先程自分がしたことと同じことを、至近距離でやられている。しかも、楓は遥から目を逸らさず反応を面白がっているように見える。

「ん。」

楓が早くグミを取るようにと催促してくる。

遥はゆっくりと楓の口元に近づいていく。僅かに楓の手に頭を押されて急かされているような感覚を持ちながら、グミをそっと挟んだ。

戻ろうとすると頭をぐっと抑えられ、間にあるグミが楓の舌によって遥の口の中に押し込まれると、一気に甘さが広がった。

一瞬触れた楓の舌の感触に遥はドキッとして、背中にまわした手で楓の服の裾をキュッと掴んだ。


「食べちゃって。」

そう言われて、遥は口に入ったグミを何回か噛むとゴクンと飲み込んだ。

「食べたよ。」

「うん。」

楓は頷き遥を優しく抱きしめると、遥の腕も楓の背中を抱きしめた。

「温泉、楽しみだね。」

「俺はハルカと行ければどこだって楽しいよ。」

「そんなの!…俺だってそうだよ。」


クスッと笑い二人は目を合わせると、楓は遥の顎に手を添えゆっくり引くと、そっと唇を重ねた。

添えられた親指に少し力が入り、遥の口が少し開くと、楓はその隙間から舌を滑り込ませる。
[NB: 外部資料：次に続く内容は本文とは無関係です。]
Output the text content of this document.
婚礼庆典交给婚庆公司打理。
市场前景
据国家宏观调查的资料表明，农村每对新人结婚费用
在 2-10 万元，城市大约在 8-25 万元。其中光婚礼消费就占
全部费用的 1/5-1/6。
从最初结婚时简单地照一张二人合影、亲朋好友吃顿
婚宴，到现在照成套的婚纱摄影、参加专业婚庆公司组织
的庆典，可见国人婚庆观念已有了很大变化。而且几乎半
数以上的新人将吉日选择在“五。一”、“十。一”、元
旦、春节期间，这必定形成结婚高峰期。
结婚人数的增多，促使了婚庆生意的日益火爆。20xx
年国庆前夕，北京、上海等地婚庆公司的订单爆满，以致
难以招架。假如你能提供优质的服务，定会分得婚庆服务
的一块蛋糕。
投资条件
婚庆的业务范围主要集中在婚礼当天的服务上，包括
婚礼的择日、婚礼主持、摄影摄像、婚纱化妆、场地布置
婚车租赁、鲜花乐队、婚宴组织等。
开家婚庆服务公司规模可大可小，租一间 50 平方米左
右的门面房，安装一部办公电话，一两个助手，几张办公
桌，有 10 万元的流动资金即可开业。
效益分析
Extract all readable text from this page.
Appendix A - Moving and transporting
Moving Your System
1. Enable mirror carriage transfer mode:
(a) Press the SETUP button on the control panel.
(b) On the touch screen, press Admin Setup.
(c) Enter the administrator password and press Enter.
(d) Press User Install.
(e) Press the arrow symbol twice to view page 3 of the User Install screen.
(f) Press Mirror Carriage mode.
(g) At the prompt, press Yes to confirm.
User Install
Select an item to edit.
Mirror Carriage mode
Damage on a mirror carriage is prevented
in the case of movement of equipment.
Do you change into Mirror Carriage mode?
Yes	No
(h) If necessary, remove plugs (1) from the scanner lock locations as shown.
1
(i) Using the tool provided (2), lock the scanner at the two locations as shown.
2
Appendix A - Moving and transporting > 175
感じる楓の熱に遥は一瞬目を開いたが、その目はまたすぐに閉じられ甘美で柔らかなキスに心から寄り添った。


「…ん、ふあ。」

遥から漏れる息と微かな声は、楓の理性を保てなくさせるギリギリのところまで近づけた。

遥の両肩を掴むとゆっくりと顔を離した。

「カエデ…?」

小さく開く口と、続けてほしそうな目でとろんと見つめる。


「そんな顔されると、無理になるから、抑えるの。」

楓は横を向き遥を見ないようにしている。そんな楓の頬に優しくキスをする。

「大好き。」

「…ずるいよ。そんなこと今言わないで。」


「いつもカエデにドキドキさせられっぱなしだからお返し!」

遥の唇を指で挟むと、ふにっと力を入れて微笑んだ。そんな遥の表情に、プッと笑いが込み上げてきた楓は唇を摘んでいる指を離すと、テーブルに向かって座り直しペンを握った。

「もう教えないから、自分で解いてごらん。終わらなかったら、他の人と行こうかなぁ、温泉。」

「あっ!カエデ、いじわるー!」



二時間後。

テーブルの上には空欄のなくなったテキストが置かれていた。二人は旅行当日に向けて、持ち物で足りない物の買い出しに出掛けていた。


「恋人」になった二人の初めての旅行は、まもなく出発の日を迎える。